Interface-hydrothermal synthesis and electrochemical properties of CoS(x) nanodots/poly(sodium-4-styrene sulfonate) functionalized multi-walled carbon nanotubes nanocomposite

Changzhou Yuan; Laifa Shen; Fang Zhang; Xiangjun Lu; Diankai Li; Xiaogang Zhang

doi:10.1016/j.jcis.2010.05.024

Interface-hydrothermal synthesis and electrochemical properties of CoS(x) nanodots/poly(sodium-4-styrene sulfonate) functionalized multi-walled carbon nanotubes nanocomposite

J Colloid Interface Sci. 2010 Sep 1;349(1):181-5. doi: 10.1016/j.jcis.2010.05.024. Epub 2010 May 15.

Authors

Changzhou Yuan¹, Laifa Shen, Fang Zhang, Xiangjun Lu, Diankai Li, Xiaogang Zhang

Affiliation

¹ School of Materials Science & Engineering, Anhui University of Technology, Maanshan 243002, PR China. ayuancz@163.com

PMID: 20605159
DOI: 10.1016/j.jcis.2010.05.024

Abstract

In the work, amorphous CoS(x) nanodots were highly dispersed onto poly(sodium-4-styrene sulfonate) (PSS) functionalized multi-walled carbon nanotubes (FMWCNTs) by a interface-hydrothermal method.
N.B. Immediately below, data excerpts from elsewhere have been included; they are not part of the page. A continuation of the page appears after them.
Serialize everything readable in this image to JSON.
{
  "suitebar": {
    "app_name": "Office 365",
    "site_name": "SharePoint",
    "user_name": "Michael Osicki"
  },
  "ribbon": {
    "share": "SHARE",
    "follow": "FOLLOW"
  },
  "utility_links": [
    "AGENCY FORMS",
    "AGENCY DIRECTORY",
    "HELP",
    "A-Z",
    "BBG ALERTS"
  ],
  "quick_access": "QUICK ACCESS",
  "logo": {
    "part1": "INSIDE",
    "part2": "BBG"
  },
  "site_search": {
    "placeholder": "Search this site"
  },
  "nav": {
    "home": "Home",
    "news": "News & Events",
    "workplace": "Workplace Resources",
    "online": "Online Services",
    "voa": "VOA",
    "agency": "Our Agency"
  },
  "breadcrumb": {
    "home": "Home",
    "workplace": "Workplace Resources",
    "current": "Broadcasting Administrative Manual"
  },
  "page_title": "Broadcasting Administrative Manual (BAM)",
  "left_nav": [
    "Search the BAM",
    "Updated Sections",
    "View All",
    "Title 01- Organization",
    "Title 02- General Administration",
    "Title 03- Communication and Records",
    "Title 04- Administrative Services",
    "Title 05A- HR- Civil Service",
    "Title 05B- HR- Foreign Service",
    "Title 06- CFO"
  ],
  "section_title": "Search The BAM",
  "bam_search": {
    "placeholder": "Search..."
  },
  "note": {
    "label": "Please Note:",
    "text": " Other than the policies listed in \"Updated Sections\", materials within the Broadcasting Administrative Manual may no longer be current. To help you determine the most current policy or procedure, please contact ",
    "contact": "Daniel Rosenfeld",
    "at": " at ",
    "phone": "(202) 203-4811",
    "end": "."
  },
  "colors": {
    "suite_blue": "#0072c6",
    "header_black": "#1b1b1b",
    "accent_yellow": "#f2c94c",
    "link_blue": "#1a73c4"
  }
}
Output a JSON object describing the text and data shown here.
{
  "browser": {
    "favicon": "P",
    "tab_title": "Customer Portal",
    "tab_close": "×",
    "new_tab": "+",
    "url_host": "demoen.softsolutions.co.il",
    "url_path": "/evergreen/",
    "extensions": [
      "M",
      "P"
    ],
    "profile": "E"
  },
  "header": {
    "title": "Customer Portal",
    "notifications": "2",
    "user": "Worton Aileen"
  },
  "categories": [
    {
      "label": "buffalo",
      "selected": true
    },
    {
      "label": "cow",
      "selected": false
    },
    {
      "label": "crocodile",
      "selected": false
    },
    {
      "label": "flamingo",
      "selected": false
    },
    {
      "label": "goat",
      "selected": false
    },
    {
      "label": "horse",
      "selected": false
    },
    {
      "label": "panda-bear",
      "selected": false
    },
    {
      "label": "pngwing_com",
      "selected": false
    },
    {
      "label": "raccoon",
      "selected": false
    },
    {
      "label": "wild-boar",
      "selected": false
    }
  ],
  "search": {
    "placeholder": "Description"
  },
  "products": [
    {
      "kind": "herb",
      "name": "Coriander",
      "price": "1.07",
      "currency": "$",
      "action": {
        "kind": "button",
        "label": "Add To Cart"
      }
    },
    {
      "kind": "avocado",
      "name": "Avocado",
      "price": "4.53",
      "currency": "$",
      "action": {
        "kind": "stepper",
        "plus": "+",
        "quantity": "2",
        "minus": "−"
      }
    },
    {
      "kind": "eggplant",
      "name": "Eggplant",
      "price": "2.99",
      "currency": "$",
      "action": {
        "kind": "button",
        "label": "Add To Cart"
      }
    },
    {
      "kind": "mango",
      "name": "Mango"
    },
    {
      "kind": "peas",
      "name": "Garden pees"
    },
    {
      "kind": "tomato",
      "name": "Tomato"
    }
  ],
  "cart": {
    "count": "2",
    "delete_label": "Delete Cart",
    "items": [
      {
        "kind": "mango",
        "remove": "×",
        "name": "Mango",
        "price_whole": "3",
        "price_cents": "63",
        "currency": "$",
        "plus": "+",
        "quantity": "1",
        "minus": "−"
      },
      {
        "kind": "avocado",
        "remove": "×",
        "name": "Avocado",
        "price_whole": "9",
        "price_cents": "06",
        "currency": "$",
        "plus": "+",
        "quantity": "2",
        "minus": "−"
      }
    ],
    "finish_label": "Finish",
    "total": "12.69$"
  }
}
Electrochemical data demonstrated a specific capacitance (SC) of 300Fg(-1) was delivered at 3Ag(-1) by the nanocomposite, which was 90% of that at 0.4Ag(-1), indicating its good rate response. The good dispersion of the electroactive CoS(x) nanodots onto the FMWCNTs should be responsible for its better supercapacitive performance. Such unique structure made the abundant electroactive surface atoms of the CoS(x) phase contacted by OH(-) ions and electrons easily through the three-dimensional mesoporous conducting matrix of FMWCNTs for fast energy storage. Furthermore, the SC retention of ca. 95% reveals a good electrochemical stability of the nanocomposite.